Is the angular acceleration of a rigid body independent of the reference point? I'm solving this particular question (refer to image) in which a rod is released from equilibrium after one of the two springs to which it is initially connected is disconnected. In order to calculate the angular acceleration, I have used the torque and moment of inertia about (a) the centre of mass and (b) the pivot point (the second spring).
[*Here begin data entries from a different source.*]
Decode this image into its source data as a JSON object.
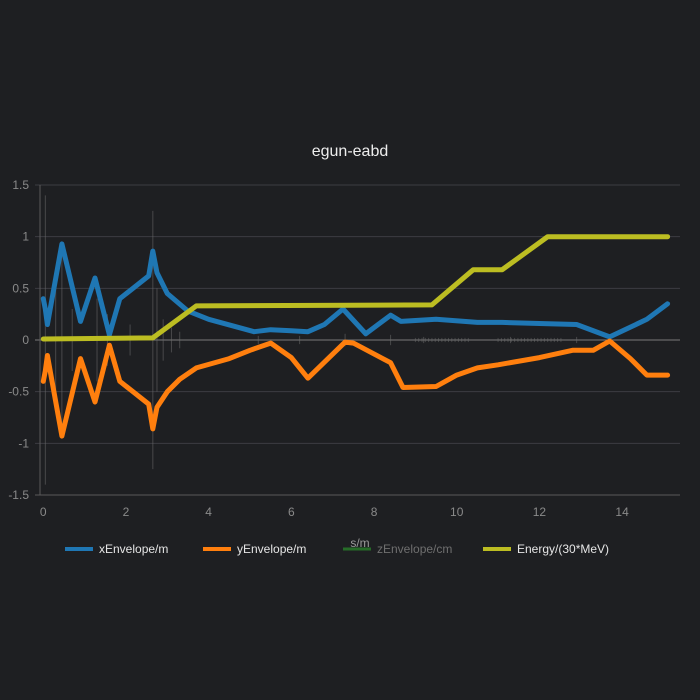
{
  "chart_data": {
    "type": "line",
    "title": "egun-eabd",
    "xlabel": "s/m",
    "ylabel": "",
    "xlim": [
      -0.2,
      15.4
    ],
    "ylim": [
      -1.5,
      1.5
    ],
    "x_ticks": [
      0,
      2,
      4,
      6,
      8,
      10,
      12,
      14
    ],
    "y_ticks": [
      -1.5,
      -1,
      -0.5,
      0,
      0.5,
      1,
      1.5
    ],
    "x_tick_labels": [
      "0",
      "2",
      "4",
      "6",
      "8",
      "10",
      "12",
      "14"
    ],
    "y_tick_labels": [
      "-1.5",
      "-1",
      "-0.5",
      "0",
      "0.5",
      "1",
      "1.5"
    ],
    "grid": true,
    "legend_position": "bottom",
    "series": [
      {
        "name": "xEnvelope/m",
        "color": "#1f77b4",
        "visible": true,
        "x": [
          0,
          0.05,
          0.1,
          0.45,
          0.9,
          1.25,
          1.6,
          1.85,
          2.55,
          2.65,
          2.75,
          3.0,
          3.5,
          4.0,
          5.1,
          5.5,
          6.0,
          6.4,
          6.8,
          7.25,
          7.8,
          8.4,
          8.65,
          9.5,
          10.5,
          11.1,
          12.0,
          12.9,
          13.7,
          14.6,
          15.1
        ],
        "values": [
          0.4,
          0.3,
          0.15,
          0.93,
          0.18,
          0.6,
          0.05,
          0.4,
          0.62,
          0.86,
          0.65,
          0.45,
          0.28,
          0.2,
          0.08,
          0.1,
          0.09,
          0.08,
          0.15,
          0.3,
          0.06,
          0.24,
          0.18,
          0.2,
          0.17,
          0.17,
          0.16,
          0.15,
          0.03,
          0.2,
          0.35
        ]
      },
      {
        "name": "yEnvelope/m",
        "color": "#ff7f0e",
        "visible": true,
        "x": [
          0,
          0.05,
          0.1,
          0.45,
          0.9,
          1.25,
          1.6,
          1.85,
          2.55,
          2.65,
          2.75,
          3.0,
          3.3,
          3.7,
          4.5,
          5.0,
          5.5,
          6.0,
          6.4,
          7.3,
          7.5,
          8.4,
          8.7,
          9.5,
          10.0,
          10.5,
          11.0,
          12.0,
          12.8,
          13.3,
          13.7,
          14.2,
          14.6,
          15.1
        ],
        "values": [
          -0.4,
          -0.3,
          -0.15,
          -0.93,
          -0.18,
          -0.6,
          -0.05,
          -0.4,
          -0.62,
          -0.86,
          -0.65,
          -0.5,
          -0.38,
          -0.27,
          -0.18,
          -0.1,
          -0.03,
          -0.17,
          -0.37,
          -0.02,
          -0.03,
          -0.22,
          -0.46,
          -0.45,
          -0.34,
          -0.27,
          -0.24,
          -0.17,
          -0.1,
          -0.1,
          -0.01,
          -0.18,
          -0.34,
          -0.34
        ]
      },
      {
        "name": "zEnvelope/cm",
        "color": "#2ca02c",
        "visible": false,
        "x": [],
        "values": []
      },
      {
        "name": "Energy/(30*MeV)",
        "color": "#bcbd22",
        "visible": true,
        "x": [
          0,
          2.65,
          3.7,
          9.4,
          10.4,
          11.1,
          12.2,
          15.1
        ],
        "values": [
          0.01,
          0.02,
          0.33,
          0.34,
          0.68,
          0.68,
          1.0,
          1.0
        ]
      }
    ]
  }
}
Technically, shouldn't both turn out to be the same angular acceleration? Why am I getting different values?
Can someone please explain why it is incorrect to calculate torque and moment of inertia to find angular acceleration about any arbitrary axis? Why does it have to be the centre of mass?
(Additionally, I would also like to know which answer is correct)
A proof of the logic would be much appreciated.
https://i.stack.imgur.com/HVynj.jpg
 A: No, angular acceleration, angular momentum, torque, etc. are not independent of the reference point. For example, torque is defined as $\boldsymbol\tau=\mathbf r\times\mathbf F$, where the vector $\mathbf r$ is the vector pointing from the reference point to the point of application of the force; angular momentum of a point particle is $\mathbf L=\mathbf r\times\mathbf p$, where the vector $\mathbf r$ is the vector pointing from the reference point to the location of the particle$^*$. If you change the reference point you change $\mathbf r$, and in general you change these angular quantities.

Can someone please explain why it is incorrect to calculate torque and moment of inertia to find angular acceleration about any arbitrary axis? Why does it have to be the centre of mass?

It is not incorrect to choose some other reference point that is not at the center of mass. Often calculations are much easier when the center of mass is used, but this is not true always. You are allowed to choose any reference point you want. But once you do, you need to make sure you stay consistent with this point when doing calculations involving multiple quantities that rely on that reference point. For example, the "rotational analog" of Newton's second law gives us $\boldsymbol\tau=\text d\mathbf L/\text d t$; the reference point for $\boldsymbol\tau$ needs to be the same reference point for $\mathbf L$.

$^*$The angular momentum of a rigid body can be built up from this definition.